1943 : Maria Couillens - Baccalerie

Mar04Mai201017:46

1943 : Maria Couillens - Baccalerie

 Maria COUILLENS - BACCALERIE a connu un parcours qui l’a conduite naturellement de ses activités à la F.F.E. et aux E.D.F. vers l’action sociale et la participation au "refuge". Pour cette dernière action, elle a reçu la médaille des Justes qu’elle a attribuée à son engagement scout.

 

 

Témoignage enregistré, extrait de l’ouvrage « Une jeunesse engagée »

« Entrée à la F.F.E. en 1931 où je suis restée jusqu’en 1939, je rejoins ensuite les Éclaireurs de France comme stagiaire. Je m’y occupe de la meute du Chèvrefeuille avec Jacqueline Petit, fille du commissaire départemental. Je termine mes études (B.S.) en août 40. Je pars « faire Cappy » en zone libre, à Saint-Rambert d’Albon dans la Drôme, en août 1941.

En octobre, je rencontre Mion Valloton chez les Duphil ; je n’ai pas de travail et elle me propose d’aller faire un stage à Écully, à côté de Lyon. Le gouvernement de Vichy veut ouvrir des « centres de jeunes travailleurs » pour occuper des chômeurs. Cette formation est, je crois, sous la responsabilité du Ministre de l’Éducation Nationale. Mion pense que, si nous ne nous y investissons pas, la formation sera entièrement assurée par des associations catholiques à forte tendance pétainiste. Elle me demande si cela m’intéresserait et, si oui, si je pourrais recruter quelques camarades dans mon genre …

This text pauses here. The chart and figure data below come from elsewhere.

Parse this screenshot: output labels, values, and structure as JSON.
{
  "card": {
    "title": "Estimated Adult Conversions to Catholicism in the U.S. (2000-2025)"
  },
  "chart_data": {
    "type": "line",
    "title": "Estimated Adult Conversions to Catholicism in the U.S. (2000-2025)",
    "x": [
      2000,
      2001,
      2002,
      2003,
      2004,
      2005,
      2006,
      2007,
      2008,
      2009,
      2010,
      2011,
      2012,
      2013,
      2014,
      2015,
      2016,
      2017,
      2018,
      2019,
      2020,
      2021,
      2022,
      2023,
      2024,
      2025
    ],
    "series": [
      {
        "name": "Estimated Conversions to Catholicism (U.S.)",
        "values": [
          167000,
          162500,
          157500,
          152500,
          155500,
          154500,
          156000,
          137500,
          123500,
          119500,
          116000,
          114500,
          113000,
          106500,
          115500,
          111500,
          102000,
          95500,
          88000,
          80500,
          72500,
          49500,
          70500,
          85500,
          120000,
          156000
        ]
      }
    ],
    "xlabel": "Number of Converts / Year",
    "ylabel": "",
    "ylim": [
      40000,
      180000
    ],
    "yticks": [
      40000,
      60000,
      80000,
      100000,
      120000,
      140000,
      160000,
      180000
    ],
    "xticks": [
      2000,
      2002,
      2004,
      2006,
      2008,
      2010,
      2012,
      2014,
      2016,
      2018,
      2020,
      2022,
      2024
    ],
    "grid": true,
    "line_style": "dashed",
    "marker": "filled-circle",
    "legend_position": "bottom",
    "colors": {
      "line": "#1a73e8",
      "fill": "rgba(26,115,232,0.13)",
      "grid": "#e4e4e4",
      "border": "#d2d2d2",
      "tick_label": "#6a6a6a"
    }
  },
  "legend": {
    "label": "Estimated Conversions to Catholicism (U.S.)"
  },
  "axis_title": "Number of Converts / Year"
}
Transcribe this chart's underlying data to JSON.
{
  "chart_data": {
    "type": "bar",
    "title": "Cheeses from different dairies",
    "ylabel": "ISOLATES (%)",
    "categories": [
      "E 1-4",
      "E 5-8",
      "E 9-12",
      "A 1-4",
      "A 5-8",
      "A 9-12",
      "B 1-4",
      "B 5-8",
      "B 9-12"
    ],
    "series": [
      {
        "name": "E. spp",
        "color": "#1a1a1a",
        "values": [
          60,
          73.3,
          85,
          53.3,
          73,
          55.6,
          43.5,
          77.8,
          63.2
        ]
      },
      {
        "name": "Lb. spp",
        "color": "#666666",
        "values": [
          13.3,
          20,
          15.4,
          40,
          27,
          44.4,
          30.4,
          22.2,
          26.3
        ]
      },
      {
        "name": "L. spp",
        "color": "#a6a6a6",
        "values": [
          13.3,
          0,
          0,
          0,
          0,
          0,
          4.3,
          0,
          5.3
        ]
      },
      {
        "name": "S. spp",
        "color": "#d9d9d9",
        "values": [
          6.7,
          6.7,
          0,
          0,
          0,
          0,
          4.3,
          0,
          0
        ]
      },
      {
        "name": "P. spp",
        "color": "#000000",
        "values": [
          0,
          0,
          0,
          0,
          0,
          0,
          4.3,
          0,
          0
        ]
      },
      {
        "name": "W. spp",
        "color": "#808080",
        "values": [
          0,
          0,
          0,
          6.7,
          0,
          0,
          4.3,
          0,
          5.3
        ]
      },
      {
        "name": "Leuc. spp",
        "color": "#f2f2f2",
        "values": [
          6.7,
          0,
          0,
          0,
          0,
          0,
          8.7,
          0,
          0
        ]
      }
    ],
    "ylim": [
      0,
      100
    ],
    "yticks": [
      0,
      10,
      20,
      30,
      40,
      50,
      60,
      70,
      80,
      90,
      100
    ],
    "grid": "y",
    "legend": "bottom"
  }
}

C’est ainsi que, avec deux camarades de classe, j’opte pour une formation de trois semaines au Château d’Écully, demeure d’un soyeux lyonnais. Nous sommes traitées comme des reines, surtout du point de vue nourriture (alors que, partout ailleurs, règnent les cartes d’alimentation !). Nous avons des cours d’histoire, dont je garde une anecdote : la personne qui fait le cours nous dit que « dans l’enseignement primaire, on ne fait partir l’histoire de France que depuis la Révolution Française »… Je demande la parole : « pour moi, élève de l’école laïque, j’ai appris l’histoire de France depuis les Gaulois ». Réponse : « de votre époque… » J’ai vingt ans !.

J’interviens à nouveau : « ma sœur aînée, enseignante, fait l’histoire de France depuis les Gaulois ». Réponse : « certains sont honnêtes ! ». Je me lève et quitte la salle. À la fin de la session, deux sur trois sommes prises et affectées dans une équipe qui doit recruter sur Nîmes et sa région du personnel de formation, et trouver des locaux pour loger une session et un centre de jeunes travailleurs qui accueillera les chômeurs. Ce sera à Sumène. Ma camarade et moi sommes affectées à cette recherche. Je passe sur les détails …

Le travail terminé, toute l’équipe est reçue à la Préfecture par la personne morale dont nous dépendons… Je réintègre Toulouse où se sont ouverts deux centres de jeunes travailleuses, l’un rue Gambetta – « le Donjon », l’autre Cours Dillon – « l’Oustal ». En 42 ou 43, seul reste l’Oustal où je suis « trésorière ». Les jeunes chômeuses ont du travail donné par le Secours National et sont payées, si j’ai bonne mémoire, deux francs par jour.

Je reprends mes activités aux E.D.F. et monte une meute de Louveteaux, « la Waingunga », à l’école de la Jancasse où un instituteur, Monsieur Couillens, a monté une troupe, « la troupe du Feu » et un groupe qui s’appellera « groupe de l’Hers ».

Un matin, au Centre, une jeune travailleuse, Paula Shayevitz, juive d’origine polonaise, nous dit en arrivant : « mon père vient d’être arrêté ». Sa mère et sa sœur ont été recueillies par les Petites Sœurs des Pauvres après l’appel de Monseigneur Saliège, archevêque de Toulouse. Nous réunissons les cadres.

Je propose de demander à mes parents s’ils acceptent de l’héberger ; ils sont d’accord, malgré notre proximité avec la Feldgendarmerie et le siège de la Gestapo. Elle a seize ans ; mes parents la font passer pour leur plus jeune fille, qui a le même âge mais vit chez notre sœur aînée et elle a été sauvée. J’arrête mon récit.

Mais lorsqu’on m’a remis, cinquante ans après, la médaille des Justes, j’ai écrit que c’est au nom de l’Idéal Éclaireur que j’ai agi ainsi. Je pense que ce sont mes parents qui auraient dû la recevoir."